- Born: April 25, 1918 Manhattan, New York City, U.S.
- Died: April 30, 2007 (aged 89) Scarsdale, New York, U.S.
- Genres: Jazz, Military music, Gospel music, Blues
- Occupations: Composer, musician
- Instrument: Trumpet

= Maury Deutsch =

American musician

Charlie Parker studying with Maury Deutsch (Download high resolution to read article)

Maury Deutsch (April 25, 1918 – April 30, 2007) was an American trumpeter. He is one of the most prolific and accomplished arranger-composers of his time, and in New York history. Deutsch was born and raised on the Lowest East Side of Manhattan, New York. Through his musical talents he was accepted to Brooklyn College at an extremely young age, but all those plans were put on hold when the war broke out. He joined the Navy, but was never in any combat because of his musical talent. He was stationed in Norfolk, Virginia composing and arranging for the Navy Orchestra, where he also played his trumpet. Deutsch lived in New York City, where he practiced and taught music from his home.

== Teaching ==
After the war, Deutsch moved back into the thriving NY music scene. Also, he earned an Honorary Doctor of Music degree from the Musical Arts Conservatory of Amarillo, Texas. He lived across from Carnegie Hall, where he would play often. He also became a teacher of arranging and composition at the American Theatre Wing. In addition to his work there, he also taught many notable musicians such as Charlie Parker, James P. Johnson, and:
- Roy Glover of the city cabaret orchestra. Roy developed into a talented music arranger, orchestrator and composer, studying with Dr. Maury Deutsch. Into both his performances and his compositions, he incorporated all the music of his life and his experiences, from Classical music to Jazz, Gospel to Blues, and even military.
- Gordon Delamont, the Canadian composer. Afterwards, in 1949, Delamont opened his own studio in Toronto, Ontario.
- Jeff Bova "When Bova left college in the mid 1970s, Jazz fusion was peaking and he joined a violinist friend in a band called Flying Island. I was knocking around in Connecticut with various bands, but no deals came," he says. "I started taking private arranging and composition lessons with a guy named Dr. Maury Deutsch. He was like a guru to me, opening up my mind to music and creativity in ways I never imagined. I really recommend that younger people trying to get into the business find a mentor like him."

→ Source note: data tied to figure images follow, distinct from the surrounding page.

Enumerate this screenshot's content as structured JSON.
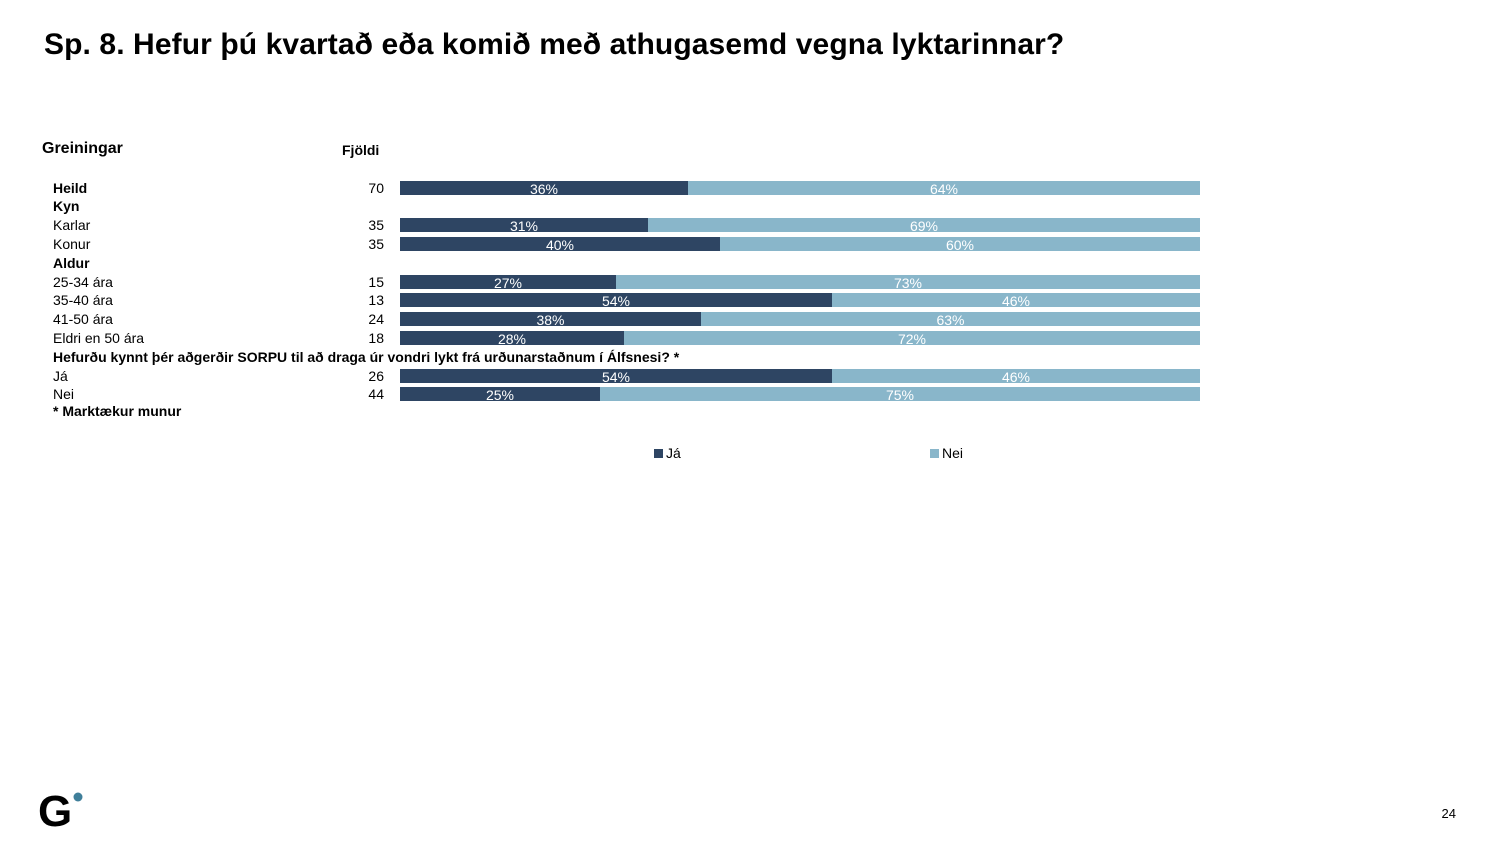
{
  "title": "Sp. 8. Hefur þú kvartað eða komið með athugasemd vegna lyktarinnar?",
  "headers": {
    "breakdowns": "Greiningar",
    "count": "Fjöldi"
  },
  "chart_data": {
    "type": "bar",
    "orientation": "horizontal",
    "stacked": true,
    "percent_stacked": true,
    "xlim": [
      0,
      100
    ],
    "legend_position": "bottom",
    "series": [
      {
        "name": "Já",
        "color": "#2e4563"
      },
      {
        "name": "Nei",
        "color": "#89b6ca"
      }
    ],
    "rows": [
      {
        "label": "Heild",
        "n": "70",
        "ja": 36,
        "nei": 64,
        "bold": true
      },
      {
        "label": "Kyn",
        "heading": true
      },
      {
        "label": "Karlar",
        "n": "35",
        "ja": 31,
        "nei": 69
      },
      {
        "label": "Konur",
        "n": "35",
        "ja": 40,
        "nei": 60
      },
      {
        "label": "Aldur",
        "heading": true
      },
      {
        "label": "25-34 ára",
        "n": "15",
        "ja": 27,
        "nei": 73
      },
      {
        "label": "35-40 ára",
        "n": "13",
        "ja": 54,
        "nei": 46
      },
      {
        "label": "41-50 ára",
        "n": "24",
        "ja": 38,
        "nei": 63
      },
      {
        "label": "Eldri en 50 ára",
        "n": "18",
        "ja": 28,
        "nei": 72
      },
      {
        "label": "Hefurðu kynnt þér aðgerðir SORPU til að draga úr vondri lykt frá urðunarstaðnum í Álfsnesi? *",
        "heading": true
      },
      {
        "label": "Já",
        "n": "26",
        "ja": 54,
        "nei": 46
      },
      {
        "label": "Nei",
        "n": "44",
        "ja": 25,
        "nei": 75
      }
    ]
  },
  "footnote": "* Marktækur munur",
  "legend": {
    "ja": "Já",
    "nei": "Nei"
  },
  "logo_letter": "G",
  "page_number": "24"
}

Dr. Deutsch also has "written a method for developing range from C below the bass clef to Triple High C utilizing isotonic and isometric techniques".

In addition to his many students, Deutsch also found time to write many notable books on arranging and composing.

Deutsch, after he wished to settle down a little more went to teach in the NY Public School system, where he revolutionized the teaching of music in public schools. After teaching each day he spent his time playing in clubs.

== Navy years==
"During World War II, I was a member of the naval band at Norfolk, Virginia Naval Training Station. At one of the concerts, the music director of the local 'Burlesque Theatre' was impressed with my trumpet playing. After the performance, he approached me and asked if I would like to join the burlesque show band that evening for financial gain. I was very pleased and accepted the offer. a short time later I realized that I had my weekly duty (of shutting the bases lights) that evening. Stupidly I decided to take the risk; I asked a friend of mine to shut off all the naval base lights that night as required by law. For some unexplainable reason he forgot. The lights of the base were illegally on until finally shut off by other on duty sailors.
Naval Officers immediately investigated the matter and my 'so called' friend, of necessity, had to fully explain where I was that evening. Marine Corps personnel were sent to the burlesque house to bring me back. Although I spent the rest of the night in the 'Naval Detention Center', the connections I made through my performances got me off the hook, but I still vowed to never again disobey naval regulations, which I thankfully never did."